Mike Layton, the city councillor for the area, has announced that Toronto will provide BLM with $250,000 for future programming initiatives. 

Since Wildseed launched last year, the programming has remained virtual but the organization is looking forward to hosting exhibitions and public performances as early as spring 2022. 

Originally, the curators planned on flying in artists from as far as Munich, Germany, to participate in a 20-month fellowship run out of the Geary location. That fellowship has so far only existed online because of the pandemic, but they plan to exhibit work from the visual artists and host performances from the musicians, DJs and dancers in the new building.

With almost 9,000 extra square feet to work with, they’re dreaming big. They plan on creating permanent dance studios, recording booths for musicians and podcasters, space for educational and children’s programming, a community kitchen and garden and more. 
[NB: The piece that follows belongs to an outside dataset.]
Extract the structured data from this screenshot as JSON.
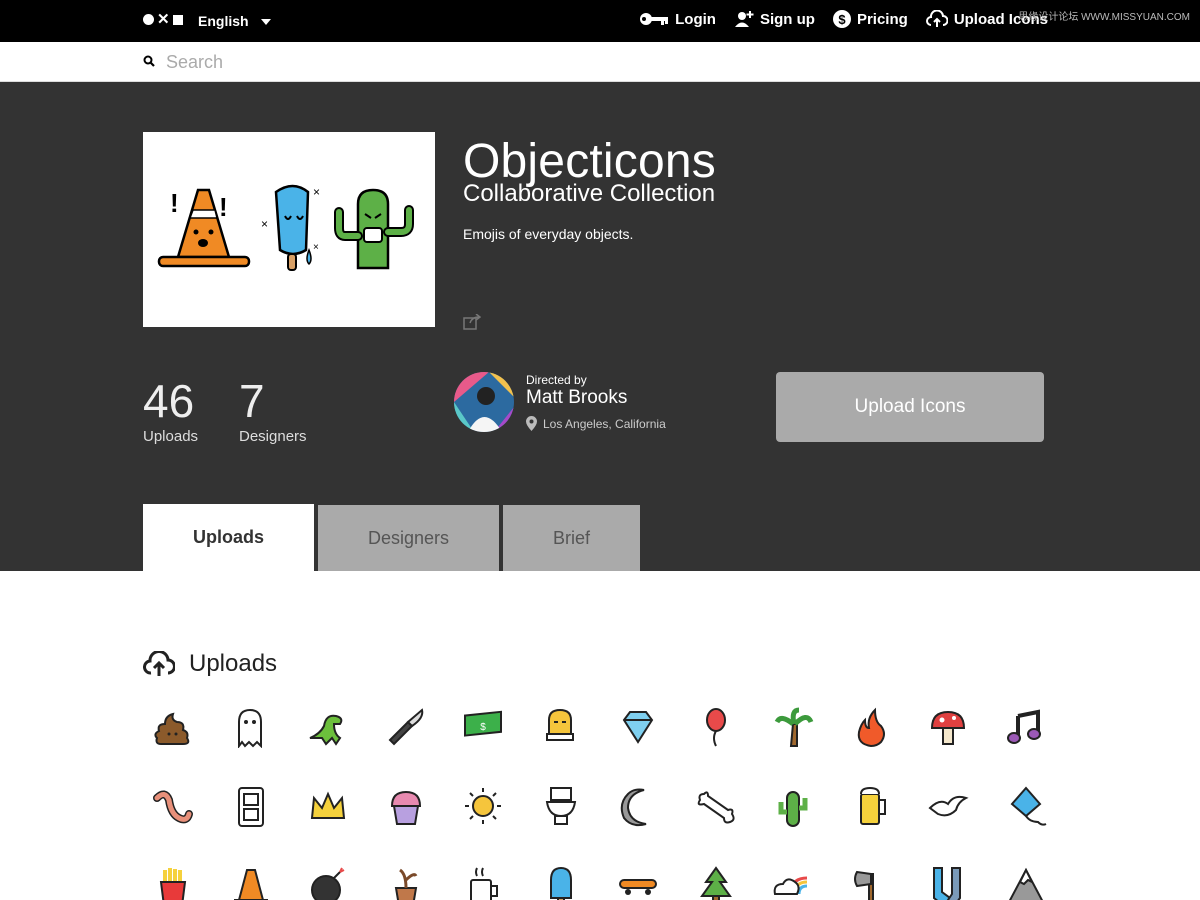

There will also be open-concept, multi-use spaces that people can book for any requirement and meeting rooms. 

The house is in a semi-residential area so they plan on soundproofing the building, which would allow them to host indoor events past 11 pm without having to worry about disturbing neighbours. 

Kirk says Wildseed’s offerings will be informed by the community’s needs, whether that be outdoor wedding ceremonies and block parties, album release parties or art fairs. The possibilities are endless and they have no intention of pigeonholing the space to be one exact thing. They also see the potential for collaborative events and outdoor programming with with their neighbours, Greenpeace and United Steelworkers.

Booking fees for artists and creators to rent space will be kept low and accessible. 

“Black Lives Matter Canada grew out of folks in Toronto recognizing the need for a national connecting point,” said Kirk. Any BLM chapters from across the country can access and book rooms for free. 

“We also are going to be creating a payment system so Black-led grassroots organizations in Toronto get below-market renting costs for the spaces. Finding space is probably one of the most difficult things when you’re just starting out as a grassroots group so we want to make sure that folks are assured that there are safe, affordable, accessible rooms available for them to use.”

The Toronto chapter of Black Lives Matter has a history of mixing artistic practice into their activist work and Wildseed is a natural extension of that. They want to continue the movement beyond protest and create a community hub where new forms of organizing can be born. 

“Movements are supposed to sustain themselves and grow over time,” Kirk says. “Having a permanent space allows everybody to grasp onto something that’s tangible and experiment with all of the ideas they have about creating better spaces for our people in the city. Everybody has different ways that they might want to engage with the organizing that has been building up in the city, but not everybody is necessarily comfortable with going to a protest, for example.”